Dla Lsów Państwowych jest drogą ważną z dwóch względów. Ułatwi wywóz drewna pozyskiwanego w Nadleśnictwie Nowa Dęba i wjazd strażakom, gdyby coś złego w lesie się działo. I to leśnicy doprowadzili do porozumienia dwóch powiatów ws. drogi Stany Grębów. Po negocjacjach Dyrekcja Generalna LP zgodziła się partycypować w kosztach budowy drogi do 40 proc. W sukurs swoim powiatom przyszły też samorządy zainteresowanych gmin, czyli Bojanów po stronie stalowowolskiej i Grębów w pow. tarnobrzeskim. Droga w części stalowowolskiej jest już zrobiona. To 5,6 km. asfaltowej drogi zrobionej od podstaw. Część ta kosztowała 3,4 mln. zł, do czego Bojanów dołożył 800 tys. zł, a pozostałą część solidarnie podzieliły między siebie Starostwo i Lasy Państwowe. Zostało już tylko 2,7 km po stronie tarnobrzeskiej. Pieniądze już są, prace trwają i latem całą droga powinna być gotowa. – My ze swej strony zrobiliśmy wszystko – mówi Alicja Mach, naczelnik Wydziału Inwestycji i Mienia Powiatu Starostwa Powiatowego w Stalowej Woli. – Po stronie tarnobrzeskiej zrobiona jest już podbudowa drogi i gdy tylko pozwolą na to warunki atmosferyczne, zostanie na niej położony asfalt.

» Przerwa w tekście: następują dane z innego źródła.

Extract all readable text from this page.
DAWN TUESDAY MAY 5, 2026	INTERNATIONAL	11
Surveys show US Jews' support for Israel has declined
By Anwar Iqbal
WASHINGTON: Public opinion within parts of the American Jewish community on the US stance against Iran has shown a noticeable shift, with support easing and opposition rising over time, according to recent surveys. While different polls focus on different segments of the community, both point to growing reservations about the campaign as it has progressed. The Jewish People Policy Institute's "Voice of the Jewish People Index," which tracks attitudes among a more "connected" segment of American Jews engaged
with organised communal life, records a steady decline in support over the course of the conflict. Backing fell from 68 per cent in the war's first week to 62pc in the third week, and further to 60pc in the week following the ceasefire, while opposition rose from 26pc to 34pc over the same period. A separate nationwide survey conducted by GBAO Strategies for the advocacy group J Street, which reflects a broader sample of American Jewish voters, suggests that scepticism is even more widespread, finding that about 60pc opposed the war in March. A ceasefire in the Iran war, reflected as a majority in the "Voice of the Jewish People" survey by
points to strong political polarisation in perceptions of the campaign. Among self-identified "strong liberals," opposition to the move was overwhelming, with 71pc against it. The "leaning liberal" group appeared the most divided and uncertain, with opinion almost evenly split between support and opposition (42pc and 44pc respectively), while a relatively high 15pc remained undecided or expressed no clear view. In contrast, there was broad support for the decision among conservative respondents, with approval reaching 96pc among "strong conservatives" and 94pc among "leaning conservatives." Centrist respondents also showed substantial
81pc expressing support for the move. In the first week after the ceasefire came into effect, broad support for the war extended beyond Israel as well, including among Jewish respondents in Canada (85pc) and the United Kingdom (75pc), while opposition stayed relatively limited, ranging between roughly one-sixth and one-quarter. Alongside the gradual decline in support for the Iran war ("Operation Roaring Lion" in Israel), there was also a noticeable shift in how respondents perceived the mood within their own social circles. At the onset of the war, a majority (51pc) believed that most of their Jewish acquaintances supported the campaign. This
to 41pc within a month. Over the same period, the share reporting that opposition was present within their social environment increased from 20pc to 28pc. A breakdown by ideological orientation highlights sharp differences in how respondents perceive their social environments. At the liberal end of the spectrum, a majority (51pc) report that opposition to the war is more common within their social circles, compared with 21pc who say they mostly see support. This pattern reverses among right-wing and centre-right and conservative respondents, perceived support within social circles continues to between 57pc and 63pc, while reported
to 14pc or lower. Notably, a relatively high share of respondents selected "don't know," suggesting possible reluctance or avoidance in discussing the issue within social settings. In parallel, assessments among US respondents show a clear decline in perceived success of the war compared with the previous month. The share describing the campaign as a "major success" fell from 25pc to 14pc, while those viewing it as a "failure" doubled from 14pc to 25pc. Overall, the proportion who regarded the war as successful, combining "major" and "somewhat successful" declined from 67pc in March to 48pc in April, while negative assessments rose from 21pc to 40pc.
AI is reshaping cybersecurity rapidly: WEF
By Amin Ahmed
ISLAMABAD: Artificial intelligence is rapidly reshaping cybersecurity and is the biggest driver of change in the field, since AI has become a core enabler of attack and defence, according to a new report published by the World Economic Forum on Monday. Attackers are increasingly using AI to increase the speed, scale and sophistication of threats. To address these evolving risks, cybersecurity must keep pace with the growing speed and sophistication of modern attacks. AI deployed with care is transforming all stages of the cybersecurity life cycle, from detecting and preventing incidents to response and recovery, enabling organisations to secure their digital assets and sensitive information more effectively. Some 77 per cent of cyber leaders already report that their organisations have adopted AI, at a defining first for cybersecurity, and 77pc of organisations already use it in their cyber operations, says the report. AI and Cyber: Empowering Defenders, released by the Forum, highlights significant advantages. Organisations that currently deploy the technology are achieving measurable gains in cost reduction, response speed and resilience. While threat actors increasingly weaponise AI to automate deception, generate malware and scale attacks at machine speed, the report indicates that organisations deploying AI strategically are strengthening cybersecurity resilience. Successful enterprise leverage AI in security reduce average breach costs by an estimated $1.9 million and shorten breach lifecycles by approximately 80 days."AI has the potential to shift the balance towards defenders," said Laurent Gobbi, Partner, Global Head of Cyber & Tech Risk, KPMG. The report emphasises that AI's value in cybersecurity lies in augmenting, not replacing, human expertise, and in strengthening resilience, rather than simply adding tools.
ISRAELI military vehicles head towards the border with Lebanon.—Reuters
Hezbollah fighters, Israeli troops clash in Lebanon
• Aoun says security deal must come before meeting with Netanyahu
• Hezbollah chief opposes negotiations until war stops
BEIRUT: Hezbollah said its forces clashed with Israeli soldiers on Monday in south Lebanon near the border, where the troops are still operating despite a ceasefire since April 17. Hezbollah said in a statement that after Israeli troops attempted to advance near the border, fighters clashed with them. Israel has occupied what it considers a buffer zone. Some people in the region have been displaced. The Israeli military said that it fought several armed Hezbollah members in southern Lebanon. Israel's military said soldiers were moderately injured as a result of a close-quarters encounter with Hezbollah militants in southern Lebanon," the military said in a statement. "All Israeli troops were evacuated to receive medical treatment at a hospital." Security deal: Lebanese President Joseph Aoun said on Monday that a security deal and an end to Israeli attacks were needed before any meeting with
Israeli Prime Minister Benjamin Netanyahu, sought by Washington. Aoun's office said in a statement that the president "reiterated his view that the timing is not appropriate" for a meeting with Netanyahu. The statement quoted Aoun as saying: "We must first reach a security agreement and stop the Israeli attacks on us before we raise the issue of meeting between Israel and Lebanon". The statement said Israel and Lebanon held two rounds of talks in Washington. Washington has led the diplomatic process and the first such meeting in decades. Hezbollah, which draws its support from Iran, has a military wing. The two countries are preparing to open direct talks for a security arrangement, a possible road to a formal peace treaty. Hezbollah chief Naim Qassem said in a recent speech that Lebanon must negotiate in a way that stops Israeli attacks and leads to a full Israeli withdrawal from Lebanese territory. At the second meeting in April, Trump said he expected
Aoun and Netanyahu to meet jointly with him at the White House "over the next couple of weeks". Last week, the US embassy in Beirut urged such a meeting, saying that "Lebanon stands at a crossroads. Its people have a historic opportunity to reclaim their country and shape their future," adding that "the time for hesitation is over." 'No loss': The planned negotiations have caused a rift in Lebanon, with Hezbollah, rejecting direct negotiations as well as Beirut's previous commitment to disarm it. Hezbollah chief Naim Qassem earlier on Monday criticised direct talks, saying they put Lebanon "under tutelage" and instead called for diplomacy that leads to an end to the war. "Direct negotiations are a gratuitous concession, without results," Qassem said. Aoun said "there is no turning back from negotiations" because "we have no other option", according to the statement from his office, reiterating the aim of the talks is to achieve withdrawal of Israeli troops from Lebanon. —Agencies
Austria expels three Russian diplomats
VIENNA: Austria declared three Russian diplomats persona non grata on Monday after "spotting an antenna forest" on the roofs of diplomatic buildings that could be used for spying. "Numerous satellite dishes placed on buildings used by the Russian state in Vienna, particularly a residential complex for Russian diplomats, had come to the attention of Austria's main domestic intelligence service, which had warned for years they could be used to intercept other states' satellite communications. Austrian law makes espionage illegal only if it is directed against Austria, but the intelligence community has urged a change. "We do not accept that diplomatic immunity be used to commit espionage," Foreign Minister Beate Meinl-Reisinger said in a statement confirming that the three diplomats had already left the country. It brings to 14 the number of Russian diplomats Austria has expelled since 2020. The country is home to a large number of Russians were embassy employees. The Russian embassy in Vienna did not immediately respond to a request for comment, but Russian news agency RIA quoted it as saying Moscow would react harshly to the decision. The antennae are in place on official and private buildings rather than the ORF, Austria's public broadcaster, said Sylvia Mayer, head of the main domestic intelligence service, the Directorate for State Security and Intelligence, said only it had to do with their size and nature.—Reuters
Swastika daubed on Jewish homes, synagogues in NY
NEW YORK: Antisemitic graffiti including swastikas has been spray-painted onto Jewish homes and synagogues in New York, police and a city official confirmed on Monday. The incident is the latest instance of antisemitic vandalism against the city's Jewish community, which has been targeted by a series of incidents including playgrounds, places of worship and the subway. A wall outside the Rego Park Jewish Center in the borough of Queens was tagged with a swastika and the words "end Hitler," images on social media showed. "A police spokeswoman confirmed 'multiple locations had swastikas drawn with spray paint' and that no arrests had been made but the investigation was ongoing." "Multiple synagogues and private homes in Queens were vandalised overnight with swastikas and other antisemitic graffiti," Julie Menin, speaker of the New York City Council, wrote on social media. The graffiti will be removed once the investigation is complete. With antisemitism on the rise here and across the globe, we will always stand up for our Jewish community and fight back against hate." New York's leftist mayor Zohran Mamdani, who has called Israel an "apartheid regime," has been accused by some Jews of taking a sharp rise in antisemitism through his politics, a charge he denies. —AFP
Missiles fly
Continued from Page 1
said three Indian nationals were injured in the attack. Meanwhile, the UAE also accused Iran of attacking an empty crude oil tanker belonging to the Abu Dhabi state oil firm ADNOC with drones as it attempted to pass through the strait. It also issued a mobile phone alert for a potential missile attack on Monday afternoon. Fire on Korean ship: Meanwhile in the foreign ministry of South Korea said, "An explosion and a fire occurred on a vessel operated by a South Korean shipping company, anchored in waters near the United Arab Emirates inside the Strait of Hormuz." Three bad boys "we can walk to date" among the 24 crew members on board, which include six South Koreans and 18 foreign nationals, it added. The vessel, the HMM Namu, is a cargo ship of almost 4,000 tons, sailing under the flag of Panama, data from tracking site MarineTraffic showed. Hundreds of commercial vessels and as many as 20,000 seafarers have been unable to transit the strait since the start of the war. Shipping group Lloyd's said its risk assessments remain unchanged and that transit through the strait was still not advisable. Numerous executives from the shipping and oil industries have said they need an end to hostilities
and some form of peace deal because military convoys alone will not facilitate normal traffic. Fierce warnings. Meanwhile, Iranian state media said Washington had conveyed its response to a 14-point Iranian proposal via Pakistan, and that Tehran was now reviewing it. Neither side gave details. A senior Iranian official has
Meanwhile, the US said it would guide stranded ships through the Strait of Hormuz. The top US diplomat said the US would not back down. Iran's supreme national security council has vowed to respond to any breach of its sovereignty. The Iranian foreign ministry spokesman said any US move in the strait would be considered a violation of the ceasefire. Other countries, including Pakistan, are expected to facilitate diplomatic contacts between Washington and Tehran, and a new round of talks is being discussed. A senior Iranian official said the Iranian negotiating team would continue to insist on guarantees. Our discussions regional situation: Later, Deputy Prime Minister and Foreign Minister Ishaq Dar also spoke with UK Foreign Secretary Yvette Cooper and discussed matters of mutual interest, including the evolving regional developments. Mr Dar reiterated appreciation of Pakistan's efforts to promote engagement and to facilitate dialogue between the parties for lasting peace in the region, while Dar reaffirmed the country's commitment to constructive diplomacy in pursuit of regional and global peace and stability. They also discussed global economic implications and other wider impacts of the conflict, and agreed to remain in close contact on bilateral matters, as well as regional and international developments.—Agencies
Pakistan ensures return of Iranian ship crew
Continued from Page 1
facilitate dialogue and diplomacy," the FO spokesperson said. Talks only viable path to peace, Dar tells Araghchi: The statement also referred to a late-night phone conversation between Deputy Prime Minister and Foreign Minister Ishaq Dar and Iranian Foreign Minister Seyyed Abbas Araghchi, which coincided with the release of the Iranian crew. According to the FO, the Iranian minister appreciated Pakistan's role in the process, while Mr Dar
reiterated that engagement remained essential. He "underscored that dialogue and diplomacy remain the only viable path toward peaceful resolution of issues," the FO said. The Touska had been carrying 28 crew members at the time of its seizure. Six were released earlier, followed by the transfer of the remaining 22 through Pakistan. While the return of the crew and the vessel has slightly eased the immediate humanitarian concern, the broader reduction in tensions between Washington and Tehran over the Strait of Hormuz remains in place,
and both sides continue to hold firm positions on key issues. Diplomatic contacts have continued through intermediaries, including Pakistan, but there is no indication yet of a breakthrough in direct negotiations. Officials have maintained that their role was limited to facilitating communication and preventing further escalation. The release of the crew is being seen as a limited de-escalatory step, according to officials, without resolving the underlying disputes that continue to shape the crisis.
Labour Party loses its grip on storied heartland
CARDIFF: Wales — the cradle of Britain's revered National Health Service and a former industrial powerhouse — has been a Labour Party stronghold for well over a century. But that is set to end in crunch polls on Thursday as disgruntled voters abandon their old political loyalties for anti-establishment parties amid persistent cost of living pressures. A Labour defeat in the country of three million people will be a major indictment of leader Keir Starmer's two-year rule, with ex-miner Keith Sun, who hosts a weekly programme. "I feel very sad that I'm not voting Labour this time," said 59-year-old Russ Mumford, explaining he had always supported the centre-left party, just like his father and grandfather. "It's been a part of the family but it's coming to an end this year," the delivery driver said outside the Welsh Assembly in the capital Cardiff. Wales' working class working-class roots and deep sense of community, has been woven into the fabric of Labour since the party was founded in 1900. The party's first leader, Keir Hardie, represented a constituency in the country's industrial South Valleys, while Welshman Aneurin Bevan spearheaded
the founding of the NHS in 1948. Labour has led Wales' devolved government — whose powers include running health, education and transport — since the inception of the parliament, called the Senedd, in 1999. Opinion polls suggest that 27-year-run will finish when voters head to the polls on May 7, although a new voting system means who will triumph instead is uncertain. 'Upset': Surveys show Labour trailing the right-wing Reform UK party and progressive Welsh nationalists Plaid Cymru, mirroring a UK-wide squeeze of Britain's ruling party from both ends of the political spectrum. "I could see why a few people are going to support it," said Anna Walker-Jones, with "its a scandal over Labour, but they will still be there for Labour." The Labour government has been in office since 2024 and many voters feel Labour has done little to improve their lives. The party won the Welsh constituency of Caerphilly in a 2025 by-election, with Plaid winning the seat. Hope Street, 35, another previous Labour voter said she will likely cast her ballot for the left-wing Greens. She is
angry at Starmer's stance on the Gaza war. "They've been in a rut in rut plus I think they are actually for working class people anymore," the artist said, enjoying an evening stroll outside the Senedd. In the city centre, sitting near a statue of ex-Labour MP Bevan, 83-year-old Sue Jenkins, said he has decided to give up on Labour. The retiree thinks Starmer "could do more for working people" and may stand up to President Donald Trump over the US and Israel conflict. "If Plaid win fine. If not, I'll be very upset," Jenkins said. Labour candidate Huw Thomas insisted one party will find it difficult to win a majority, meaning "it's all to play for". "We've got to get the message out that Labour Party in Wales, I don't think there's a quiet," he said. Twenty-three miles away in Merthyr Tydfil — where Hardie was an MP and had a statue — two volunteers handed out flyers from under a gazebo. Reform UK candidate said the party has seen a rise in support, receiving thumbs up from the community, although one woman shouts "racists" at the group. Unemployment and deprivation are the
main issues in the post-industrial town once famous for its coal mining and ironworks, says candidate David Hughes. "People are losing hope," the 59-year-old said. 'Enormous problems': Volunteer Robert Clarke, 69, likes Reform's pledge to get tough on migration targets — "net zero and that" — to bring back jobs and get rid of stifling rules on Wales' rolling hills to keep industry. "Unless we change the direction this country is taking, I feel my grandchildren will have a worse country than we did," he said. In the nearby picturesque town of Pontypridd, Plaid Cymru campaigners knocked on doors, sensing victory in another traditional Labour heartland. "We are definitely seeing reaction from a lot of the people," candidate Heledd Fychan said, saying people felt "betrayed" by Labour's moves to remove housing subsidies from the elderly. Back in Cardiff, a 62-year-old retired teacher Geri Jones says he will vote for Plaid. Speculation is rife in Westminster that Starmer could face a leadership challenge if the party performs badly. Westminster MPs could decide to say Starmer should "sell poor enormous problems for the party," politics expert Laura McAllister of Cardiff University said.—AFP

Droga ta jest ważna głównie dla mieszkańców gm. Grębów, którzy dojeżdżają do pracy w zakładach metalowych Stalowej Woli. Skróci dojazd przez Stany i Przyszów o kilkanaście minut. Kilometry zaoszczędzą też ci, którzy mają interesy w Rzeszowie a mieszkają w okolicy Grębowa, Trześni i okolic. Nie będą jechać przez Stalową Wolę lub Tarnobrzeg, a kierować się będą na Stany, Bojanów i dalej przez Majdan Kr. i Głogów do stolicy województwa.
Będzie to też idealne „kółko” dla cyklistów. Stalowa Wola – Grębów – Stany – Stalowa Wola. Kilkadziesiąt kilometrów i prawie cały czas przez lasy.